Our extensive measurements show the charge impurity triggered LC and OC share some universal features that are distinct from naturally excited electroconvective instabilities. With numerical simulation, scaling theory and experimentation, we report here the mechanisms underlying these features and offer scaling theories, backed by numerics, to collapse the relevant data. The ion depletion action in the LC region produces a near-ion free neighborhood with a large (100 nm) Debye screening length that enhances the range of the electric field from the charged impurities. It also enhances the resulting electroosmosis along the membrane surface, due to an extended polarized (Debye) layer, to drive micro-vortices with a linear dimension corresponding to the charge spacing. The OR transition occurs when the Peclet number of the vortices exceeds a critical value and we use this scaling theory to collapse the measured transition voltage, which scales as 1/2 power of the impurity surface concentration. For a periodic impurity array, the vortices undergo successive asymmetric coalescence bifurcation such that the smaller vortices near the surface are half or 1/3 the size of the primary vortex at the onset. These intense smaller vortices enhances counterion flux into the membrane and effectively reduce the diffusion length by half or 1/3. The result for an ideally selective membrane is that differential resistance in the OR is twice or three times lower that in the LR. Both the OR onset voltage and the differential resistance ratio scalings are consistent with measured data at small spacing (high concentration).
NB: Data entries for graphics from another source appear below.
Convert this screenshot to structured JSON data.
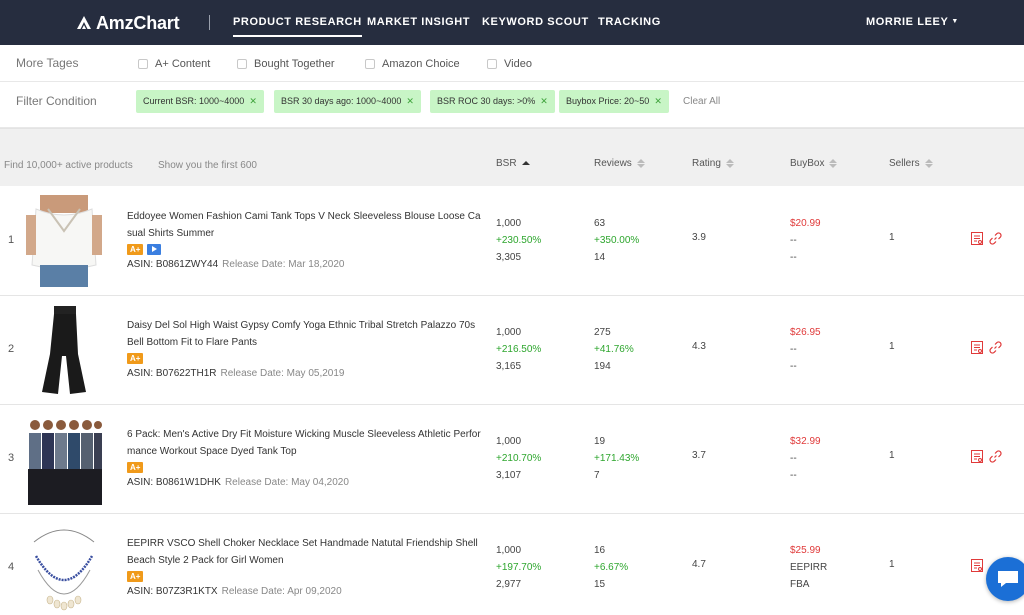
{
  "brand": {
    "name": "AmzChart"
  },
  "nav": {
    "items": [
      {
        "label": "PRODUCT RESEARCH",
        "active": true
      },
      {
        "label": "MARKET INSIGHT",
        "active": false
      },
      {
        "label": "KEYWORD SCOUT",
        "active": false
      },
      {
        "label": "TRACKING",
        "active": false
      }
    ],
    "user": "MORRIE LEEY"
  },
  "tags": {
    "label": "More Tages",
    "options": [
      {
        "label": "A+ Content",
        "checked": false
      },
      {
        "label": "Bought Together",
        "checked": false
      },
      {
        "label": "Amazon Choice",
        "checked": false
      },
      {
        "label": "Video",
        "checked": false
      }
    ]
  },
  "filters": {
    "label": "Filter Condition",
    "chips": [
      "Current BSR: 1000~4000",
      "BSR 30 days ago: 1000~4000",
      "BSR ROC 30 days: >0%",
      "Buybox Price: 20~50"
    ],
    "clear_label": "Clear All"
  },
  "table": {
    "note_total": "Find 10,000+ active products",
    "note_shown": "Show you the first 600",
    "columns": {
      "bsr": "BSR",
      "reviews": "Reviews",
      "rating": "Rating",
      "buybox": "BuyBox",
      "sellers": "Sellers"
    },
    "sort": {
      "column": "BSR",
      "direction": "ascending"
    },
    "rows": [
      {
        "index": "1",
        "title": "Eddoyee Women Fashion Cami Tank Tops V Neck Sleeveless Blouse Loose Casual Shirts Summer",
        "badges": [
          "A+",
          "video"
        ],
        "asin": "ASIN: B0861ZWY44",
        "release": "Release Date: Mar 18,2020",
        "bsr": [
          "1,000",
          "+230.50%",
          "3,305"
        ],
        "reviews": [
          "63",
          "+350.00%",
          "14"
        ],
        "rating": "3.9",
        "buybox": [
          "$20.99",
          "--",
          "--"
        ],
        "sellers": "1"
      },
      {
        "index": "2",
        "title": "Daisy Del Sol High Waist Gypsy Comfy Yoga Ethnic Tribal Stretch Palazzo 70s Bell Bottom Fit to Flare Pants",
        "badges": [
          "A+"
        ],
        "asin": "ASIN: B07622TH1R",
        "release": "Release Date: May 05,2019",
        "bsr": [
          "1,000",
          "+216.50%",
          "3,165"
        ],
        "reviews": [
          "275",
          "+41.76%",
          "194"
        ],
        "rating": "4.3",
        "buybox": [
          "$26.95",
          "--",
          "--"
        ],
        "sellers": "1"
      },
      {
        "index": "3",
        "title": "6 Pack: Men's Active Dry Fit Moisture Wicking Muscle Sleeveless Athletic Performance Workout Space Dyed Tank Top",
        "badges": [
          "A+"
        ],
        "asin": "ASIN: B0861W1DHK",
        "release": "Release Date: May 04,2020",
        "bsr": [
          "1,000",
          "+210.70%",
          "3,107"
        ],
        "reviews": [
          "19",
          "+171.43%",
          "7"
        ],
        "rating": "3.7",
        "buybox": [
          "$32.99",
          "--",
          "--"
        ],
        "sellers": "1"
      },
      {
        "index": "4",
        "title": "EEPIRR VSCO Shell Choker Necklace Set Handmade Natutal Friendship Shell Beach Style 2 Pack for Girl Women",
        "badges": [
          "A+"
        ],
        "asin": "ASIN: B07Z3R1KTX",
        "release": "Release Date: Apr 09,2020",
        "bsr": [
          "1,000",
          "+197.70%",
          "2,977"
        ],
        "reviews": [
          "16",
          "+6.67%",
          "15"
        ],
        "rating": "4.7",
        "buybox": [
          "$25.99",
          "EEPIRR",
          "FBA"
        ],
        "sellers": "1"
      }
    ]
  },
  "colors": {
    "topbar": "#262d3f",
    "chip_bg": "#c8f5c6",
    "positive": "#2ea62e",
    "price": "#e03a3a",
    "badge_aplus": "#f09a1a",
    "chat": "#1b6fd6"
  },
  "icons": [
    "logo-icon",
    "sort-icon",
    "report-icon",
    "link-icon",
    "chat-icon",
    "video-icon"
  ]
}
For charge separation much larger than the natural electro-convective length scale, the charge spacing no longer selects the vortex size or length scale. Instead, we use Guoy-Chapman theory to estimate the threshold voltage the charged impurities impose on the counterion current. We show that the transition voltage scales as logarithm of the impurity concentration and are able to collapse the experimental data in this limit. The asymmetric vortex bifurcation still occurs to produce a differential resistance that is 2 or 3 times lower than that in the LR. This logarithm scaling offers the large dynamic range and low detection limit necessary for a universal molecular sensor.